After a couple of health giving glugs of schnapps he slept well though occasionally Fred howled from the car perhaps to warn visiting curious wolves or coyotes. In general B.D. didn’t care for huge dogs as often they were bullies which he also loathed in humans. Grandpa taught him to box so he didn’t have to put up with bullies. In both dogs and men it was ugly.

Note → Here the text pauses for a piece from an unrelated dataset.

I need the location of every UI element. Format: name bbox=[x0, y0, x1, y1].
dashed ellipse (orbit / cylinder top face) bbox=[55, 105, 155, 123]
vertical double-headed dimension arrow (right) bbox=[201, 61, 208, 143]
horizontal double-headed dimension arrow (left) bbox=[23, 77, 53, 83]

The dawn walk among the chokecherries and sugarplums was all that he had hoped for. He had been upset in the saloon that a front was coming through but only the smallest signs were visible in the northwest. Meanwhile he was walking in waist-high ferns wet from dew and basking in a world of profusely flowering trees thinking it must be natural to be overwhelmed by flowers as he had been since childhood. Late in the afternoon when he drove to town for a drink he would check the forest bordering the sand dunes where there were valleys matted with white trillium. Fred happily walked with him and B.D. was able to call him back when a gamey scent was picked up. Fred growled wildly at a pile of bear shit. B.D. sat down on a white pine stump shaped like an easy chair that he had used for years. On waking he split his ham and cheese sandwich with Fred telling him to chew thirty-two times as B.D. had learned in school. He noted that the front was mounting with a rolling black rim of clouds to the far west. He headed for the car and tent not wanting to be caught out without a jacket. He could see the car in the distance when he heard the roar of the storm and by the time he got to the car he was in a blizzard of flowers with lightning ripping the sky like canvas tearing. Fred was frightened but then what did he know about thunder? B.D. had never had the right time to be in a virtual blizzard of chokecherry flowers and it was an astounding version of January. The high winds and moist air made the odor even more poignant. In the car with the shuddering Fred he saw the wind collapse his pup tent and figured that he might squander a little of his retirement money on a motel rather than have an uncomfortable wet night in a tent.